Thundermother n'est pas un groupe que vous surprendrez en flagrant délit de révolution. Déjà, le genre que tètent les tigresses, à savoir un bon vieux hard des familles, fun et remuant, ne se prête guère à l'audace. Et puis de toutes façons, ce n'est pas ce qu'on leur demande, à nos Suédoises préférées, qu'on souhaite voir mordre et rugir (surtout) ou ronronner (parfois mais c'est plus rare). Ce qui ne signifie pas que leur rock'n'roll biberonné aux mamelles AC/DCiennes n'évolue pas, comme en témoigne ce "Black And Gold" attendu à la manière d'un point G, celui que son prédécesseur approchait sans toutefois y accéder vraiment. Ce quatrième effort couronnera-t-il la carrière des Scandinaves ?
En vérité, la question ne revêt pas une grande importance car l'essentiel se niche ailleurs, lové entre les rondeurs séduisantes d'un hard rock qui brille autant par sa simplicité que par sa fraîcheur. Inchangée, la recette fait tout bonnement du bien. Ni longs discours ni vains préliminaires ne sont réclamés par une défloration immédiate et frétillante. Vraies dynamos vivantes, les belles abattent le petit bois, impriment une énergie aussi ravageuse que communicative et exhalent un charme chaleureux. Courtes, les chansons s'enfilent comme une bonne bière à l'amertume légère.
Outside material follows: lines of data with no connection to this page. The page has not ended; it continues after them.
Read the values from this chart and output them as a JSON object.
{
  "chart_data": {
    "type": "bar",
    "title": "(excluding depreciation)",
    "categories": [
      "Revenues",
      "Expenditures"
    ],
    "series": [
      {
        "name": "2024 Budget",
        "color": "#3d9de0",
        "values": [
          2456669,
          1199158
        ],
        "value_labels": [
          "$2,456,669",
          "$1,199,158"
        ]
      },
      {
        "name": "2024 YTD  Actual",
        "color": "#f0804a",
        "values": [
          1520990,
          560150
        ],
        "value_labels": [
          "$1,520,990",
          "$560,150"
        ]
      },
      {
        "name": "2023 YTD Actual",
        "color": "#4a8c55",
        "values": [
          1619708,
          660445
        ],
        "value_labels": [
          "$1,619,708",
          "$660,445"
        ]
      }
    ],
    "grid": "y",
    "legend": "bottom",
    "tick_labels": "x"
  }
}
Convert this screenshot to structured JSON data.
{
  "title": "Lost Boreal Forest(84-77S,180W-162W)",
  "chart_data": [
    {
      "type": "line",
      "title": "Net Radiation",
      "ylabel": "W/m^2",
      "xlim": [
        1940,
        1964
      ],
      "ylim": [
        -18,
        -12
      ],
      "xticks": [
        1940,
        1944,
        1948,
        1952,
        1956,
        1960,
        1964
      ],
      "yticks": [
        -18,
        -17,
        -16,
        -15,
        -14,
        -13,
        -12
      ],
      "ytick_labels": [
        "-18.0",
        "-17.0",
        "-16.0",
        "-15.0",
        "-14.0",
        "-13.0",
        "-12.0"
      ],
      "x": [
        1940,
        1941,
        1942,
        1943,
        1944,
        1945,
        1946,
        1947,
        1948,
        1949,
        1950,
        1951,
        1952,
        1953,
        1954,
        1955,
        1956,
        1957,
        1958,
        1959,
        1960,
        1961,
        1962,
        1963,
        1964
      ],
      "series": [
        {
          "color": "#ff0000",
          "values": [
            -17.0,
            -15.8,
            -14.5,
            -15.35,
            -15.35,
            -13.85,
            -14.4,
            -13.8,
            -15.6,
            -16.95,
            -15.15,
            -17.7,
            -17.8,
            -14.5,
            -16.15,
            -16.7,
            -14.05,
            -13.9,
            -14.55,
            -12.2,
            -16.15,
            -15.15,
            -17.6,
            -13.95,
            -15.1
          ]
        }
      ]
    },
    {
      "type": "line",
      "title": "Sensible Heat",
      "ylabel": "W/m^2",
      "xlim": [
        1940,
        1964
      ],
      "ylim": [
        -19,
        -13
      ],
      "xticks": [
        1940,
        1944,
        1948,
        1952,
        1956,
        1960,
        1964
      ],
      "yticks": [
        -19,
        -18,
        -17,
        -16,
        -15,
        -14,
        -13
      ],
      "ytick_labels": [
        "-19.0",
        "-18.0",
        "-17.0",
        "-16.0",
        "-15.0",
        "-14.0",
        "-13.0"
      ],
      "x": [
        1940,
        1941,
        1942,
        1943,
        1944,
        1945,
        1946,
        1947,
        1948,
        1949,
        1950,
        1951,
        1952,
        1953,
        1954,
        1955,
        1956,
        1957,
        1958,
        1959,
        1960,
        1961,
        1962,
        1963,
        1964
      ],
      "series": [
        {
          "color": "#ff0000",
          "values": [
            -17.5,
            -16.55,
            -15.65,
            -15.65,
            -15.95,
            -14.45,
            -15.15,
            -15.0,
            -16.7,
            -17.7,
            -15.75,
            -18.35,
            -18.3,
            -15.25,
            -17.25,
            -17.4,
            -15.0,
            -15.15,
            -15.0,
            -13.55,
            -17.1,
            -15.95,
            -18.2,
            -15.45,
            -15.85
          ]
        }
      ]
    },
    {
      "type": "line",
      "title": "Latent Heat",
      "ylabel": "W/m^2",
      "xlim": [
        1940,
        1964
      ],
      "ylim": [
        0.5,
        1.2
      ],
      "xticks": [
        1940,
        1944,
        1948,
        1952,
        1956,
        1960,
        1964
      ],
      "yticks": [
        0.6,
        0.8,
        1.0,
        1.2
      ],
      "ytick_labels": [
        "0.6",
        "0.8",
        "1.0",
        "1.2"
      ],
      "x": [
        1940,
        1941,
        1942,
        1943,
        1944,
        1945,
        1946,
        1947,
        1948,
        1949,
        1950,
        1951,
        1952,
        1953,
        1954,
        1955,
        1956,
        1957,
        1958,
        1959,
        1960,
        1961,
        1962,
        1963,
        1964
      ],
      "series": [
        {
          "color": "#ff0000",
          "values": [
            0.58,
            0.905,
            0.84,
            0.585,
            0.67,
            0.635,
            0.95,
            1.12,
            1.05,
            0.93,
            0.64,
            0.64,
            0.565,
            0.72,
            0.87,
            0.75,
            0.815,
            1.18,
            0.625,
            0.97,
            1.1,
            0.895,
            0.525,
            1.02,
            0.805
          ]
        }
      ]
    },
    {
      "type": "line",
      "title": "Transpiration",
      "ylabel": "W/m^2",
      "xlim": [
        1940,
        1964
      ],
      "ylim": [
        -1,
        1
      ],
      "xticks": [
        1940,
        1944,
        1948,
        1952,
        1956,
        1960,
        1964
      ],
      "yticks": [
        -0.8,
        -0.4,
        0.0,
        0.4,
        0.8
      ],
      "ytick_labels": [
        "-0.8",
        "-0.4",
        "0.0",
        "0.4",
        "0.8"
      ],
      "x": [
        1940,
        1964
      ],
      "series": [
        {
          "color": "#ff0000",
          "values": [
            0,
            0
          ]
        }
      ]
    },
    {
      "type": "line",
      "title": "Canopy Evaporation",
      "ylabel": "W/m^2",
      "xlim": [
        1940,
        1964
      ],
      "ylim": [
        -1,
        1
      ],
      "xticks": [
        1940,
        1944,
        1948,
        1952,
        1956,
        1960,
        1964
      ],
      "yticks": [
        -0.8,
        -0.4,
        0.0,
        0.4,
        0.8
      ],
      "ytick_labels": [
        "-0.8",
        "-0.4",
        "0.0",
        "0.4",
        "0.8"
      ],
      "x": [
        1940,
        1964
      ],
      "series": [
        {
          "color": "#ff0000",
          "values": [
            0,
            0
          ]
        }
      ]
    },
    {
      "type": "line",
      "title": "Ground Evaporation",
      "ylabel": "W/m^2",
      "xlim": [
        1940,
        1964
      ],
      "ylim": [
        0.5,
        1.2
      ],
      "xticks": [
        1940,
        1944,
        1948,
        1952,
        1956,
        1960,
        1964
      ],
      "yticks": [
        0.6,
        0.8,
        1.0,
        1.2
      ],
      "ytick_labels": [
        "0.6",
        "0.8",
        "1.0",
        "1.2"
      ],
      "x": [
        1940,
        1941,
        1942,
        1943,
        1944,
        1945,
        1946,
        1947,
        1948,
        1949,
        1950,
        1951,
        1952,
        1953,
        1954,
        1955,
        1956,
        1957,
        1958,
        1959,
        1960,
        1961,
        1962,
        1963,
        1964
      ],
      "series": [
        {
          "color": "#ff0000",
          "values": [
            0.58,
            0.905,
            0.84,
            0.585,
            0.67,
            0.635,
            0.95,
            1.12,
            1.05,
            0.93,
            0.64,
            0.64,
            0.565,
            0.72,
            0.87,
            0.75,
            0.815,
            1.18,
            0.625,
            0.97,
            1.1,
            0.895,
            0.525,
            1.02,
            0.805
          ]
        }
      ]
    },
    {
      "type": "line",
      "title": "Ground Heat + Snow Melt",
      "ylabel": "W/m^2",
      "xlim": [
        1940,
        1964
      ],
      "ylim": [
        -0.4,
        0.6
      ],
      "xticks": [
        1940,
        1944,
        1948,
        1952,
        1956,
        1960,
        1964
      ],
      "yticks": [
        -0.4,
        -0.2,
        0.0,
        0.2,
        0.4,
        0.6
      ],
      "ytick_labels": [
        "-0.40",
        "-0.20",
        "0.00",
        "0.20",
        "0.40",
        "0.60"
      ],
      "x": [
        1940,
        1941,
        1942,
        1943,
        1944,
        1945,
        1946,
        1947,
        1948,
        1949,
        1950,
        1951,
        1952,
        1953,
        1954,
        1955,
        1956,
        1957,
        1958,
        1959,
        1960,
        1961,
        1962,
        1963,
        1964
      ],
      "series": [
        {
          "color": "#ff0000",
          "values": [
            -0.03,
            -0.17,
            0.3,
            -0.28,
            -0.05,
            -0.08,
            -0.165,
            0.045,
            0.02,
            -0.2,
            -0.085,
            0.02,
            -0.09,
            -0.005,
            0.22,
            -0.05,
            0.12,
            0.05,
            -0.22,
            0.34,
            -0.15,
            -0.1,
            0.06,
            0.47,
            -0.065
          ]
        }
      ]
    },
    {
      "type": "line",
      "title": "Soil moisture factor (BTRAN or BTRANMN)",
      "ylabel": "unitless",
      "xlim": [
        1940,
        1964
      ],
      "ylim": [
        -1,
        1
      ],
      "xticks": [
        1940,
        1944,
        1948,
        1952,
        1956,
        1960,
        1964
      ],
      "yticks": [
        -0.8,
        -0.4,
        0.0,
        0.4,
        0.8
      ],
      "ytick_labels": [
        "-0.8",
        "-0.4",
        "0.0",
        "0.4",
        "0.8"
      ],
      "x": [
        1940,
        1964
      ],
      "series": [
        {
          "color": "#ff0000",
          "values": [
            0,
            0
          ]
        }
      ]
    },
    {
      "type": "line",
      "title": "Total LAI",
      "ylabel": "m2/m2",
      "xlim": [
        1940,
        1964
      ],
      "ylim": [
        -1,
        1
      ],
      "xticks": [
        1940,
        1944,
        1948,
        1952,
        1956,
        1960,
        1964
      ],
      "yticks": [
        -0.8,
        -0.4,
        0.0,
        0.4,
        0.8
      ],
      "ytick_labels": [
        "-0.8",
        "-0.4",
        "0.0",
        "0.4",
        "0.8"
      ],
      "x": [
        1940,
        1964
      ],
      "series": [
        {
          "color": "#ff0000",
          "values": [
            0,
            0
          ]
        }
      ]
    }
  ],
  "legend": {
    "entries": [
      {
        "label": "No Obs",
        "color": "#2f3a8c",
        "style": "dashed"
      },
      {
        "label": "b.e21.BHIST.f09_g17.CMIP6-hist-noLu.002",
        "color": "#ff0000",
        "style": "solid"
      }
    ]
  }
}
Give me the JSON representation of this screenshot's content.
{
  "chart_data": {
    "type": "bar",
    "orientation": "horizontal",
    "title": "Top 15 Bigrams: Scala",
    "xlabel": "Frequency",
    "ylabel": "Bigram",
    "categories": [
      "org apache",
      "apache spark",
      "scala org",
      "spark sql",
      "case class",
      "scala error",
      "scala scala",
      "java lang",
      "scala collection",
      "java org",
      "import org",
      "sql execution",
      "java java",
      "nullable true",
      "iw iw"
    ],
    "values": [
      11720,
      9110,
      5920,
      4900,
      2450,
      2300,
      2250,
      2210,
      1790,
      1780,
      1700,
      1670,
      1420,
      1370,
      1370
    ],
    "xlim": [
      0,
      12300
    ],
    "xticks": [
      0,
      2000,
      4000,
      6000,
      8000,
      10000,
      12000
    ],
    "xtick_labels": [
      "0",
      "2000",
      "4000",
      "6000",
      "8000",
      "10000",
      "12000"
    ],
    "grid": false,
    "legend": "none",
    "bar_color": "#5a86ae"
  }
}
Si l'empreinte des Kangourous demeurent prégnantes ('Try With Love', ‘I Don't You Know'), l'influence du classic rock américain fait cette fois-ci plus qu'affleurer à la surface de certaines compositions, aux formes plus douces, aux chœurs fédérateurs comme mascara ('Raise You Hands', 'Looks No Hooks'). La tendresse d'un 'Hot Mess' ou l'émotion du terminal 'Borrowed Time' participent de cette filiation avec le hard US qui accouple puissance et délicatesse.
Quand bien même cette voie leur sied parfaitement, le fait est que les Suédoises ne se montrent jamais aussi aguichantes que lorsqu'elles font parler la poudre plus que les sentiments. Dans ce registre survitaminé, les vocalises rugissantes de Guernica Mancina prennent toute leur force, toute leur démesure tandis que Filippa Nässil mouline et bétonne des riffs qui donnent envie de taper du pied, croisement entre Angus Young et Ruyter Suys (Nashville Pussy). Logiquement, les saillies les plus turbulentes sont donc aussi les plus jouissives, témoins ce 'Wasted' à la rythmique appuyée, un 'Stratophere', chaloupé et vicieux avec sa guitare trempée dans les bayous et plus encore l'énorme 'Loud And Free', point d'orgue de l'écoute, l'intro piquée au 'Thunderstruck' d'AC/DC, le chant teigneux et haut perché, la six-cordes en mode bûcheron.
Thundermother n'atteindra sans doute jamais l'étage du dessus mais cela suffit pourtant à notre bonheur, instantané et salvateur. Bonbon chaud et sucré, "Black And Gold" fournit une bonne dose de grand rock'n'roll sautillant et séducteur taillé pour avaler les kilomètres.